Neighbors were tired of looking at the trash piling up. “A lot of people walk this road and its just really disheartening,” Love said. “I got sick of it and I was like we should do something about this.”

They made calls, talked to the township, police, and then they called the abc27 investigators. But when I talked to them, they had already figured out it was a State Road and they had a plan in motion working with PennDOT.

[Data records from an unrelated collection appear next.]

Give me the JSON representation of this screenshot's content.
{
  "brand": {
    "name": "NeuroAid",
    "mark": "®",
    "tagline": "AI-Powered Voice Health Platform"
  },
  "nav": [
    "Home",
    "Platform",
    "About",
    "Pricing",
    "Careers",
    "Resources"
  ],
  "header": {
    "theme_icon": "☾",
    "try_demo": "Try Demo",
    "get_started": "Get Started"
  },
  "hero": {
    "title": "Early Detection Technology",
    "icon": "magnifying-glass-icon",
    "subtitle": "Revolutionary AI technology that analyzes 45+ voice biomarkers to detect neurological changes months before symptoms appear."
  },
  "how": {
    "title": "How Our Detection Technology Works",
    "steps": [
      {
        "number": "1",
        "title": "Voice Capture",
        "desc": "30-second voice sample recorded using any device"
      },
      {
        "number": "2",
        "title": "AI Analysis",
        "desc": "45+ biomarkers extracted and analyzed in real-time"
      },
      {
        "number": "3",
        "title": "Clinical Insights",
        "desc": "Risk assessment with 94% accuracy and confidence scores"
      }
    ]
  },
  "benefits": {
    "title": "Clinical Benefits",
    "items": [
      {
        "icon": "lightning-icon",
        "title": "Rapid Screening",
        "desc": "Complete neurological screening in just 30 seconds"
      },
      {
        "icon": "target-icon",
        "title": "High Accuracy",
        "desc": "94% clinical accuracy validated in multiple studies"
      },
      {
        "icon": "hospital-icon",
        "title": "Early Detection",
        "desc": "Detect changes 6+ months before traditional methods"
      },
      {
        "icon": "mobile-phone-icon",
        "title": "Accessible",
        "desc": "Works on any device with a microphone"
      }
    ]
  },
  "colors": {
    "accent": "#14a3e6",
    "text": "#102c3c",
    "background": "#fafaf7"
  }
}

“I signed us up,” Love said. “Pa. has an adopt-a-highway program, it’s part of the Keep Pa. Beautiful campaign,” PennDOT Spokesperson Fritzi Schreffler said. You have probably seen similar signs along the road. “They can adopt a two-mile section of a roadway, or they can adopt an interchange,” Schreffler said. “PennDOT will provide any group with the vests, the trash bags, and the gloves to go out. We make sure that everything is disposed of properly.”

More than 8,000 miles have been adopted statewide with the help of more than 3,600 volunteers. “It has been a great program,” Schreffler said. Back on Still House Road they are hard at work.

“We found trash, bottles, cans, diapers, sofas, chairs, bed mattresses, TVs, and just a whole bunch of wood and stuff from contractors,” Love said.

It was a long day but they got honks of appreciation for their efforts. After hours of work, things were looking better. “We have about four piles of 20-30 feet of trash,” Love said.

Weeks later we went back and the road looked much better. “We will have two cleanups per year for two years through adopt-a-highway and hopefully we can renew the adopt-a-highway program,” Love said.

With the urging of residents the township also put up new signs, a warning to those who try to come back. “Even if just one person gets caught hopefully that will deter other people because this is a shame, this is not what nature should look like,” Love said.

I spoke with Newberry Township Police. The department said its doing its best to find violators and prosecute them by either catching them in the act or tracing the trash back to those who dump it.

To be a part of PennDOT’s adopt-a-highway program it must be a state road.